Users can always install there own packages and use something like modules.sf.net or lmod ( https://www.tacc.utexas.edu/research-development/tacc-projects/lmod ) to control their environment. Often this is provided by the site, and users can create private modules so they don’t have to setup everything from scratch.

To wrap everything in a conda like environment and get modules you can use something like spack ( https://spack.readthedocs.io/en/latest/ ) Look at how I used it to bootstrap an environment quickly to do some cloud bench-marking to get an idea to get started (update to your own spack or master tree) https://github.com/brockpalen/benchmark/blob/master/setup.sh

Spack will then setup most things for you, and then you just need to source the setup-env.sh to get everything going again.

1 Like

#8

It’s not quite what you’re asking for, but you can give a non-root user access to Docker and users can then use Docker to install whatever packages are desired. A Berkeley data science class that I worked with has students install Jupyter to provide a Python environment. Then whatever packages are needed can be installed safely in the container.

0 Likes

#9

Spack.

Spack is so great that when I found out about it I teared up.

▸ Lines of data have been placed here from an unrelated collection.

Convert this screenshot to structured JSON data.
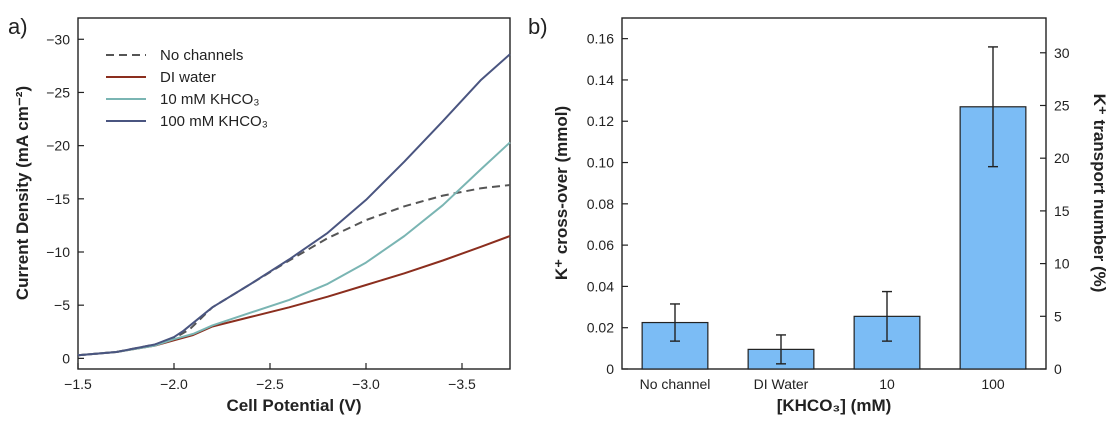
{
  "figure": {
    "panel_a_label": "a)",
    "panel_b_label": "b)"
  },
  "chart_data": [
    {
      "type": "line",
      "panel": "a)",
      "xlabel": "Cell Potential (V)",
      "ylabel": "Current Density (mA cm⁻²)",
      "xlim": [
        -1.5,
        -3.75
      ],
      "ylim": [
        1,
        -32
      ],
      "x_ticks": [
        -1.5,
        -2.0,
        -2.5,
        -3.0,
        -3.5
      ],
      "x_tick_labels": [
        "−1.5",
        "−2.0",
        "−2.5",
        "−3.0",
        "−3.5"
      ],
      "y_ticks": [
        0,
        -5,
        -10,
        -15,
        -20,
        -25,
        -30
      ],
      "y_tick_labels": [
        "0",
        "−5",
        "−10",
        "−15",
        "−20",
        "−25",
        "−30"
      ],
      "grid": false,
      "legend": "top-left",
      "series": [
        {
          "name": "No channels",
          "color": "#555555",
          "dash": true,
          "x": [
            -1.5,
            -1.7,
            -1.9,
            -2.0,
            -2.08,
            -2.2,
            -2.4,
            -2.6,
            -2.8,
            -3.0,
            -3.2,
            -3.4,
            -3.6,
            -3.75
          ],
          "y": [
            -0.3,
            -0.6,
            -1.3,
            -1.9,
            -2.7,
            -4.8,
            -7.0,
            -9.2,
            -11.3,
            -13.0,
            -14.3,
            -15.3,
            -16.0,
            -16.3
          ]
        },
        {
          "name": "DI water",
          "color": "#8b2e1e",
          "dash": false,
          "x": [
            -1.5,
            -1.7,
            -1.9,
            -2.0,
            -2.1,
            -2.2,
            -2.4,
            -2.6,
            -2.8,
            -3.0,
            -3.2,
            -3.4,
            -3.6,
            -3.75
          ],
          "y": [
            -0.3,
            -0.6,
            -1.2,
            -1.7,
            -2.2,
            -3.0,
            -3.9,
            -4.8,
            -5.8,
            -6.9,
            -8.0,
            -9.2,
            -10.5,
            -11.5
          ]
        },
        {
          "name": "10 mM KHCO₃",
          "color": "#7ab5b3",
          "dash": false,
          "x": [
            -1.5,
            -1.7,
            -1.9,
            -2.0,
            -2.1,
            -2.2,
            -2.4,
            -2.6,
            -2.8,
            -3.0,
            -3.2,
            -3.4,
            -3.6,
            -3.75
          ],
          "y": [
            -0.3,
            -0.6,
            -1.2,
            -1.8,
            -2.3,
            -3.1,
            -4.3,
            -5.5,
            -7.0,
            -9.0,
            -11.5,
            -14.4,
            -17.8,
            -20.3
          ]
        },
        {
          "name": "100 mM KHCO₃",
          "color": "#4a5580",
          "dash": false,
          "x": [
            -1.5,
            -1.7,
            -1.9,
            -2.0,
            -2.05,
            -2.2,
            -2.4,
            -2.6,
            -2.8,
            -3.0,
            -3.2,
            -3.4,
            -3.6,
            -3.75
          ],
          "y": [
            -0.3,
            -0.6,
            -1.3,
            -2.0,
            -2.6,
            -4.8,
            -7.0,
            -9.3,
            -11.8,
            -14.9,
            -18.5,
            -22.3,
            -26.2,
            -28.6
          ]
        }
      ]
    },
    {
      "type": "bar",
      "panel": "b)",
      "xlabel": "[KHCO₃] (mM)",
      "ylabel": "K⁺ cross-over (mmol)",
      "y2label": "K⁺ transport number (%)",
      "categories": [
        "No channel",
        "DI Water",
        "10",
        "100"
      ],
      "values": [
        0.0225,
        0.0095,
        0.0255,
        0.127
      ],
      "errors": [
        0.009,
        0.007,
        0.012,
        0.029
      ],
      "bar_color": "#7bbcf5",
      "ylim": [
        0,
        0.17
      ],
      "y_ticks": [
        0,
        0.02,
        0.04,
        0.06,
        0.08,
        0.1,
        0.12,
        0.14,
        0.16
      ],
      "y_tick_labels": [
        "0",
        "0.02",
        "0.04",
        "0.06",
        "0.08",
        "0.10",
        "0.12",
        "0.14",
        "0.16"
      ],
      "y2lim": [
        0,
        33.3
      ],
      "y2_ticks": [
        0,
        5,
        10,
        15,
        20,
        25,
        30
      ],
      "y2_tick_labels": [
        "0",
        "5",
        "10",
        "15",
        "20",
        "25",
        "30"
      ],
      "grid": false
    }
  ]
}
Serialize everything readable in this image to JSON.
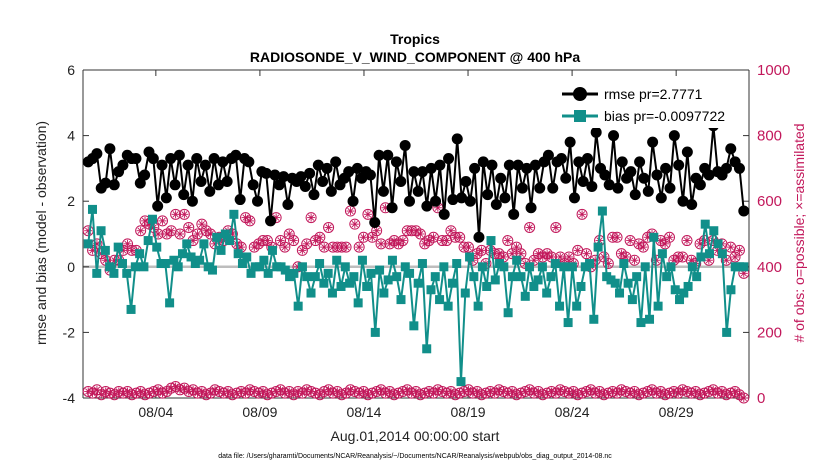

For the installer: get the code from github, source a script, type ‘spack install package’. To use, ‘spack load package’.

All installs are self-contained, so if you upgrade the HDF5 it won’t break the IOAPI, NetCDF, CMAQ - whatever - in some other install.

It has all the major bioinformatics packages including all the dependencies in the snp-pipeline (just an example of something with like 12 dependencies.)

You can do permutations of libraries and compilers, although using something other than gcc is less magical. I also had a problem with something that needed a gcc higher than our system gcc.

You should modify the config files to use system openssl This is easy.

0 Likes

#10

You can give a “non-root user” access to run Docker, but that user can easily become root from within that container, as well as control a root running daemon process which lacks a reasonable control plane to manage security ACLs,… this may open up security concerns on many shared systems.

1 Like